Monsieur le Vice-Président,

Vous avez bien voulu appeler mon attention sur le projet de réforme de la loi du 9 décembre 1905 portant séparation des églises et de l’Etat.

Lors de notre rencontre et comme je vous l’ai affirmé, aucune base écrite n’avait encore été préparée, notre échange intervenant à un stade très préliminaire de la réflexion et conformément à ma volonté d’associer l’ensemble des acteurs concernés le plus en amont possible.

Le document qui a été remis lors de la rencontre avec la Conférence des responsables de culte en France a été réalisé ultérieurement ; je l’ai d’ailleurs, et comme vous le soulignez, communiqué à tous les interlocuteurs avec qui j’ai eul’occasion  d’échanger  ensuite,  notamment  les  représentants  des  loges maçonniques, ainsi que des parlementaires intéressés par ce sujet, preuve s’il en est besoin de la transparence qui accompagne notre démarche.

Comme je vous l’ai indiqué lors de notre rencontre, une telle réforme ne pourra se faire que dans le dialogue et la confiance avec l‘ensemble des parties prenantes. Vous trouverez ci-joint le document mentionné: vous constaterez qu’il se borne à reprendre strictement les pistes que nous avons évoquées ensemble  en  janvier  dernier.Je  prendrai  connaissance  avec  intérêt  des éventuelles contributions dont vous souhaiteriez me faire part en réponse à ces pistes, pour poursuivre ainsi le dialogue initié depuis le début de l’année.

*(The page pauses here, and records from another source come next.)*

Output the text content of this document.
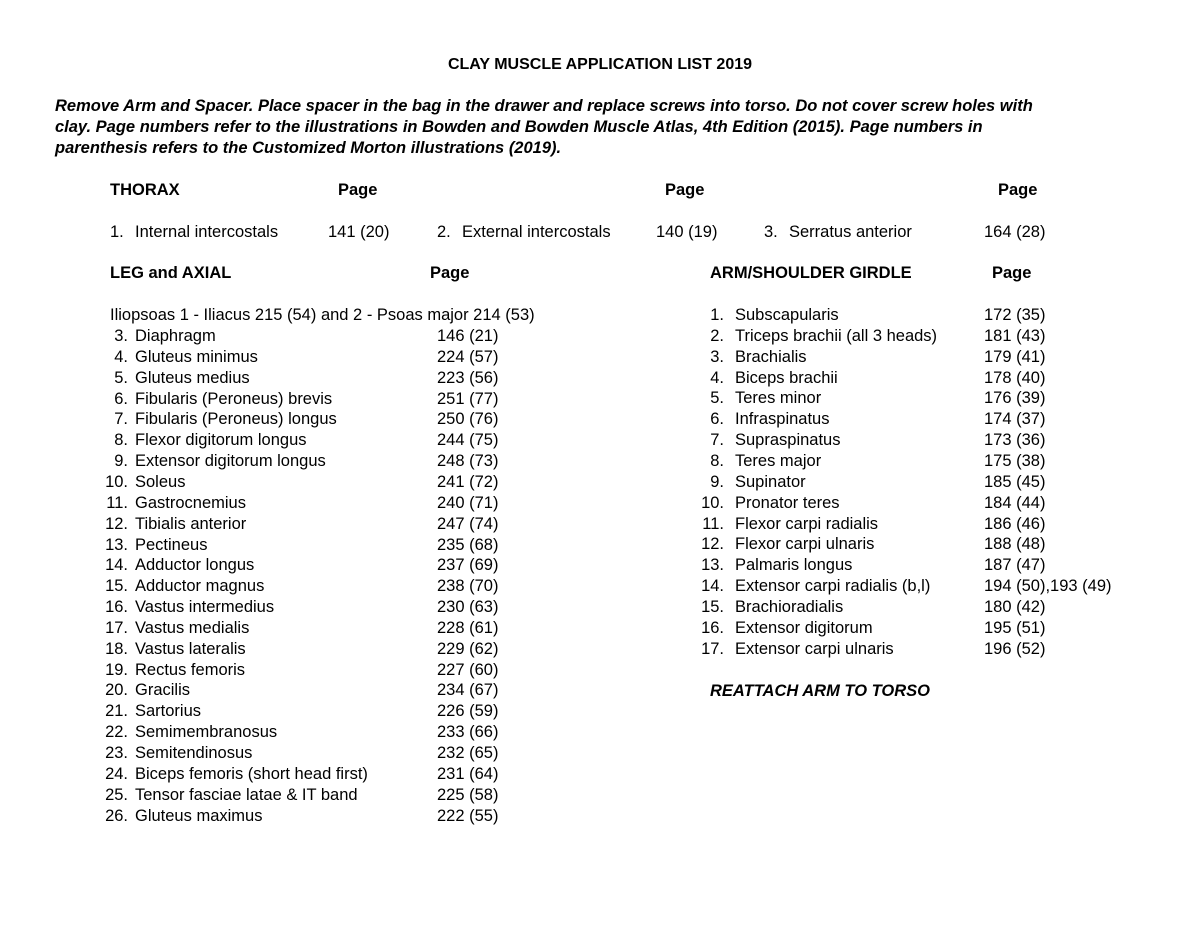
CLAY MUSCLE APPLICATION LIST 2019
Remove Arm and Spacer. Place spacer in the bag in the drawer and replace screws into torso. Do not cover screw holes with
clay. Page numbers refer to the illustrations in Bowden and Bowden Muscle Atlas, 4th Edition (2015). Page numbers in
parenthesis refers to the Customized Morton illustrations (2019).
THORAX	Page	Page	Page
1. Internal intercostals	141 (20)	2. External intercostals	140 (19)	3. Serratus anterior	164 (28)
LEG and AXIAL	Page
Iliopsoas 1 - Iliacus 215 (54) and 2 - Psoas major 214 (53)
3. Diaphragm	146 (21)
4. Gluteus minimus	224 (57)
5. Gluteus medius	223 (56)
6. Fibularis (Peroneus) brevis	251 (77)
7. Fibularis (Peroneus) longus	250 (76)
8. Flexor digitorum longus	244 (75)
9. Extensor digitorum longus	248 (73)
10. Soleus	241 (72)
11. Gastrocnemius	240 (71)
12. Tibialis anterior	247 (74)
13. Pectineus	235 (68)
14. Adductor longus	237 (69)
15. Adductor magnus	238 (70)
16. Vastus intermedius	230 (63)
17. Vastus medialis	228 (61)
18. Vastus lateralis	229 (62)
19. Rectus femoris	227 (60)
20. Gracilis	234 (67)
21. Sartorius	226 (59)
22. Semimembranosus	233 (66)
23. Semitendinosus	232 (65)
24. Biceps femoris (short head first)	231 (64)
25. Tensor fasciae latae & IT band	225 (58)
26. Gluteus maximus	222 (55)
ARM/SHOULDER GIRDLE	Page
1. Subscapularis	172 (35)
2. Triceps brachii (all 3 heads)	181 (43)
3. Brachialis	179 (41)
4. Biceps brachii	178 (40)
5. Teres minor	176 (39)
6. Infraspinatus	174 (37)
7. Supraspinatus	173 (36)
8. Teres major	175 (38)
9. Supinator	185 (45)
10. Pronator teres	184 (44)
11. Flexor carpi radialis	186 (46)
12. Flexor carpi ulnaris	188 (48)
13. Palmaris longus	187 (47)
14. Extensor carpi radialis (b,l)	194 (50),193 (49)
15. Brachioradialis	180 (42)
16. Extensor digitorum	195 (51)
17. Extensor carpi ulnaris	196 (52)
REATTACH ARM TO TORSO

Je vous prie de croire, Monsieur le Vice-Président, à l’assurance de ma considération distinguée.

Christophe CASTANER

La Libre Pensée répond au ministre :

Monsieur le Ministre,

La Libre Pensée vous remercie d’avoir répondu à sa lettre du 25 mars 2019 qui s’insurgeait du traitement différent par votre ministère des différents interlocuteurs à propos du projet de révision de la loi de 9 décembre 1905 portant Séparation des Eglises et de l’Etat.

Nous vous remercions aussi de l’envoi de la note « Sur les pistes législatives » qui n’avaient pas été porté à notre connaissance, ni à celle de nombreuses associations laïques, alors que les cultes et les obédiences maçonniques en avaient été destinataires dès leur rédaction.

Conformément à votre souhait, vous trouverez ci-joint l’analyse de la Libre Pensée sur les propositions contenues dans ces pistes législatives.

Nous réaffirmons notre opposition ferme et résolue à toute modification de la loi de 1905, par voie législative ou réglementaire.

Recevez, monsieur le Ministre, l’expression de nos sentiments les plus distingués.

Christian Eyschen, vice-Président de la Libre Pensée

 

Notre analyse du texte

RÉVISION DE LA LOI DE 1905 : ANALYSE DU DOCUMENT REMIS PAR LE MINISTRE DE L’INTÉRIEUR

À sa demande, la Fédération nationale de la Libre Pensée a reçu de la part du ministre de l’Intérieur, le 24 avril 2019, la note préparatoire à l’ample révision de la loi du 9 décembre 1905 concernant la Séparation des Églises et de l’État qu’envisagerait le Gouvernement, document qu’il avait omis de communiquer aux associations laïques présentes lors de la réunion d’information du 8 janvier 2019, mais qu’il avait remis ultérieurement aux représentants des cultes et du Grand Orient de France.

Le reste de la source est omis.